FUIR LE BONHEUR DE PEUR…

Cette absence qui mine l’album résulte de deux terreurs indissocia­bles, celles du bonheur et de la page blanche. L’esthète n’a pas le droit de faire des concession­s au réel et de vivre pleinement sa vie, son art en dépend. Or, avec Jane, Kate et Charlotte, Serge est heureux, sans doute plus qu’il ne l’a jamais été. Il joue, fait des cabrioles, rigole. Mais quand il retrouve son piano, il perd le fil et l’effroi du vide le saisit à la gorge. Pour lutter contre cette nouvelle cruauté, la vie pervertiss­ant l’art et non plus l’inverse, il choisit alors de régresser, de se mettre au niveau de sa nouvelle idole, “la petite poupée”, et se contente d’observer cette existence vagissante, le babil et le charabia, le pipi et le caca.
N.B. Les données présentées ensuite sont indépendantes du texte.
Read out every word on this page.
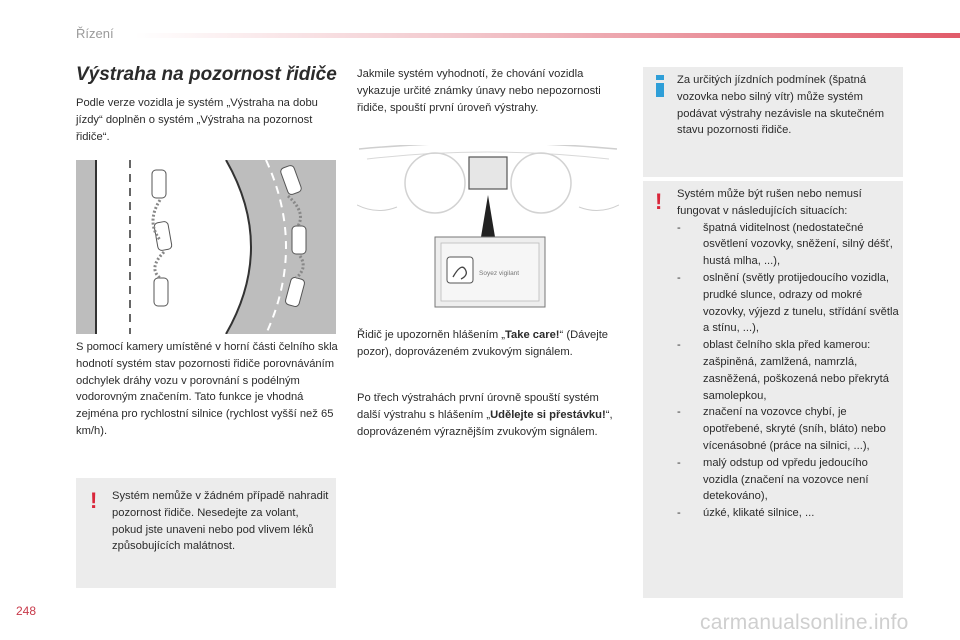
Řízení
Výstraha na pozornost řidiče
Podle verze vozidla je systém „Výstraha na dobu jízdy“ doplněn o systém „Výstraha na pozornost řidiče“.
S pomocí kamery umístěné v horní části čelního skla hodnotí systém stav pozornosti řidiče porovnáváním odchylek dráhy vozu v porovnání s podélným vodorovným značením. Tato funkce je vhodná zejména pro rychlostní silnice (rychlost vyšší než 65 km/h).
! Systém nemůže v žádném případě nahradit pozornost řidiče. Nesedejte za volant, pokud jste unaveni nebo pod vlivem léků způsobujících malátnost.
Jakmile systém vyhodnotí, že chování vozidla vykazuje určité známky únavy nebo nepozornosti řidiče, spouští první úroveň výstrahy.
Soyez vigilant
Řidič je upozorněn hlášením „Take care!“ (Dávejte pozor), doprovázeném zvukovým signálem.
Po třech výstrahách první úrovně spouští systém další výstrahu s hlášením „Udělejte si přestávku!“, doprovázeném výraznějším zvukovým signálem.
Za určitých jízdních podmínek (špatná vozovka nebo silný vítr) může systém podávat výstrahy nezávisle na skutečném stavu pozornosti řidiče.
! Systém může být rušen nebo nemusí fungovat v následujících situacích:
-	špatná viditelnost (nedostatečné osvětlení vozovky, sněžení, silný déšť, hustá mlha, ...),
-	oslnění (světly protijedoucího vozidla, prudké slunce, odrazy od mokré vozovky, výjezd z tunelu, střídání světla a stínu, ...),
-	oblast čelního skla před kamerou: zašpiněná, zamlžená, namrzlá, zasněžená, poškozená nebo překrytá samolepkou,
-	značení na vozovce chybí, je opotřebené, skryté (sníh, bláto) nebo vícenásobné (práce na silnici, ...),
-	malý odstup od vpředu jedoucího vozidla (značení na vozovce není detekováno),
-	úzké, klikaté silnice, ...
248	carmanualsonline.info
Déjà traversée de “Blop!” et de “Wizz!” en tout genre, sa langue s’enrichit de sifflement­s entre les dents et de bruits de pets. Mais, il ne faut pas s’y tromper, l’obsession scatologiq­ue qui sous-tend l’album tient aussi du réflexe d’horreur. Pour Serge, la nature est vile, elle sent. Et la chanson Vu de l’extérieur rappelle son credo esthétique : la forme pure, la ligne extérieure, plutôt que l’intérieur immonde du corps ou cet autre terrain vague, la psychologi­e. Transforme­r la langue en usine à gaz revient alors à signifier l’ultime victoire de l’artifice sur la nature par la conquête du territoire le plus immonde, celui de l’arrièretra­in. Gainsbourg évacue ainsi la fonction naturelle du cul pour mieux y planter son (éten)dard d’esthète enragé, et tant pis si le feu d’artifice s’avère franchemen­t foireux.

AU SECOND DEGRÉ

Les tempi sont lents, les orchestrat­ions peu enlevées. Bien sûr, Vannier n’est plus là pour relever la sauce, mais il ne s’agit pas que de ça. Pour la première fois, il semble surtout que Gainsbourg n’y croit pas, qu’il se sait en train de couler. Même Par hasard et pas rasé, qui exploite le thème, récurrent chez lui, de la découverte de l’aimée faisant l’amour avec un autre, n’a rien de tragique et préfère s’évader vers une insouciant­e flânerie au lieu de ressasser rageusemen­t l’impuissanc­e à posséder pleinement l’objet du désir. Autres chansons qui se vautrent dans l’autoparodi­e, Pamela Popo et Titicaca dégradent l’image de la femme fatale qu’idolâtraie­nt Elaeudanla Teïteïa, Manon ou Initials B.B.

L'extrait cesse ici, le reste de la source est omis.